1Een kunstig lied van Asaf.
Waarom, God, hebt u ons voor altijd verstoten,
brandt uw woede tegen de schapen die u hoedt?
2Denk aan het volk dat u ooit hebt verworven,
de stam die u hebt vrijgekocht, uw eigen bezit,
de Sionsberg waar u ging wonen.
3Kom naar de stad die voor altijd in puin ligt,
de vijand liet niets van het heiligdom heel.
4In het hart van uw huis brulden uw tegenstanders,
zij zetten er hun zegetekens neer.
5Zoals met kapmessen wordt ingehakt
op struikgewas en kreupelhout,
6zo sloegen zij met bijl en breekijzer
al het snijwerk kort en klein.
7Ze hebben uw heiligdom in de as gelegd,
de plaats waar uw naam woont, verwoest en ontwijd.
8‘We vagen alles weg,’ zeiden ze,
en alle godshuizen in het land hebben zij verbrand.

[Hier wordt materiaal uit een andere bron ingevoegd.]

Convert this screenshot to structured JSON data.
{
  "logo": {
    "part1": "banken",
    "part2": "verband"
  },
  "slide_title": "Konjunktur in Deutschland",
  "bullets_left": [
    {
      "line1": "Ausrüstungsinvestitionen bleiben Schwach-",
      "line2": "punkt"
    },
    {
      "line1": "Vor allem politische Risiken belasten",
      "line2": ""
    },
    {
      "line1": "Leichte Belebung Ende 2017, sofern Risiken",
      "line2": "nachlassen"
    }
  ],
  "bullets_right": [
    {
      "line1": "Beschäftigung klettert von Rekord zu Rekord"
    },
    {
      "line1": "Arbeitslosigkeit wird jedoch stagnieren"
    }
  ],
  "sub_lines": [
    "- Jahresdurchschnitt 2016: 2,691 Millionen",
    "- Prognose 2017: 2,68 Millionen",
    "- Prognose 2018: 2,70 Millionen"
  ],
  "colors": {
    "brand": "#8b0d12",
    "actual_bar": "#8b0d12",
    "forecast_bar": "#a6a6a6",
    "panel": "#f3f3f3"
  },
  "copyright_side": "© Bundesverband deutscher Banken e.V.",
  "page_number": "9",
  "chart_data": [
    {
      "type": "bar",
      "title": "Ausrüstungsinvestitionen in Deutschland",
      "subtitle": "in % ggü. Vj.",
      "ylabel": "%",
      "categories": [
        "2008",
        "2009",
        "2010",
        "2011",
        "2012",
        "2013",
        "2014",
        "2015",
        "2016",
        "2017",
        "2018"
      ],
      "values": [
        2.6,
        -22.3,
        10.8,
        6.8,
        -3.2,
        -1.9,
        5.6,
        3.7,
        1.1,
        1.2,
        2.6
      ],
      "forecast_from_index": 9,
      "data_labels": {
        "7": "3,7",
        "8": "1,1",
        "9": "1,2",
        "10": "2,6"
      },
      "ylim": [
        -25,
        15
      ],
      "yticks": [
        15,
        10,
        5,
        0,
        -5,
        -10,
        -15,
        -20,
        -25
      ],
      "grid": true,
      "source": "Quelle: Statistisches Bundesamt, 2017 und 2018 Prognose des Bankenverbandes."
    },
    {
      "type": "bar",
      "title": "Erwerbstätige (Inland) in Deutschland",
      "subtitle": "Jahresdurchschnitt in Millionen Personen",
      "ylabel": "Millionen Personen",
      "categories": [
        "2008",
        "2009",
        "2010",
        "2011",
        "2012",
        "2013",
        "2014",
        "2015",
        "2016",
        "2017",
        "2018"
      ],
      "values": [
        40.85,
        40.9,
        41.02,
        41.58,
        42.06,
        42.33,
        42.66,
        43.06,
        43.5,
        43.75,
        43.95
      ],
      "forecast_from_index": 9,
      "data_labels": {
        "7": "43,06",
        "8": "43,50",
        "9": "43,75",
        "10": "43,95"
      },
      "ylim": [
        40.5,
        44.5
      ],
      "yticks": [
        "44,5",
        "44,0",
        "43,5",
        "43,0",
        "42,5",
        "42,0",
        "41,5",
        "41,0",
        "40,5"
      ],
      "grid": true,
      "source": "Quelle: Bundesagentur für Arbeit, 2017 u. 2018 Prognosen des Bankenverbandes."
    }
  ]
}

9Een gunstig teken zien wij niet, niet één profeet meer,
en geen van ons weet voor hoe lang.
10Hoe lang nog, God, zal de tegenstander u bespotten?
Zal de vijand uw naam voor altijd beschimpen?

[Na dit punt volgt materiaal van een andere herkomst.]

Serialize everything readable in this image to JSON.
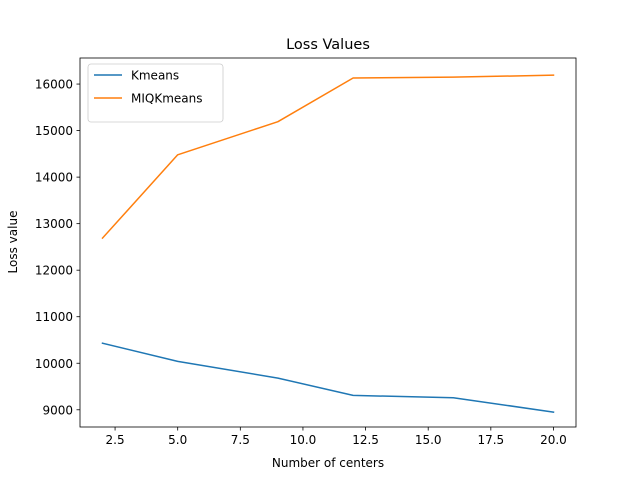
{
  "chart_data": {
    "type": "line",
    "title": "Loss Values",
    "xlabel": "Number of centers",
    "ylabel": "Loss value",
    "x": [
      2,
      5,
      9,
      12,
      16,
      20
    ],
    "xlim": [
      1.1,
      20.9
    ],
    "ylim": [
      8630,
      16560
    ],
    "xticks": [
      2.5,
      5.0,
      7.5,
      10.0,
      12.5,
      15.0,
      17.5,
      20.0
    ],
    "xtick_labels": [
      "2.5",
      "5.0",
      "7.5",
      "10.0",
      "12.5",
      "15.0",
      "17.5",
      "20.0"
    ],
    "yticks": [
      9000,
      10000,
      11000,
      12000,
      13000,
      14000,
      15000,
      16000
    ],
    "ytick_labels": [
      "9000",
      "10000",
      "11000",
      "12000",
      "13000",
      "14000",
      "15000",
      "16000"
    ],
    "grid": false,
    "legend_position": "top-left",
    "series": [
      {
        "name": "Kmeans",
        "color": "#1f77b4",
        "values": [
          10430,
          10040,
          9680,
          9310,
          9260,
          8950
        ]
      },
      {
        "name": "MIQKmeans",
        "color": "#ff7f0e",
        "values": [
          12690,
          14480,
          15190,
          16130,
          16150,
          16190
        ]
      }
    ]
  }
}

11Waarom houdt uw hand zich in bedwang?
Hef uw machtige hand en sla toe,
12God, mijn koning van oudsher,
die verlossing brengt in het hart van het land!
13U hebt door uw kracht de zee gespleten
en de koppen van monsters op het water verpletterd,
14u hebt de schedels van Leviatan verbrijzeld,
hem als voedsel gegeven aan de dieren in de woestijn,
15u hebt bronnen en beken laten ontspringen,
altijd stromende rivieren drooggelegd.
16Van u is de dag, van u is de nacht,
u hebt maan en zon een vaste plaats gegeven,
17u hebt de grenzen van de aarde bepaald,
zomer en winter – u hebt ze gevormd.
18Bedenk dit, HEER, nu de vijand u bespot
en dwazen uw naam beschimpen.
19Geef uw duifje niet prijs aan de wilde dieren,
vergeet uw vernederd volk niet voorgoed.
20Kom uw verbond met ons na – vol is het land
met duistere oorden, holen van geweld.
21Laat verdrukten niet teleurgesteld heengaan,
laat zwakken en armen uw naam loven.
22Sta op, God, verdedig uw zaak,
bedenk dat dwazen u dag na dag bespotten,
23vergeet het razen van uw tegenstanders niet,
het tieren van uw vijanden – het klinkt voortdurend op.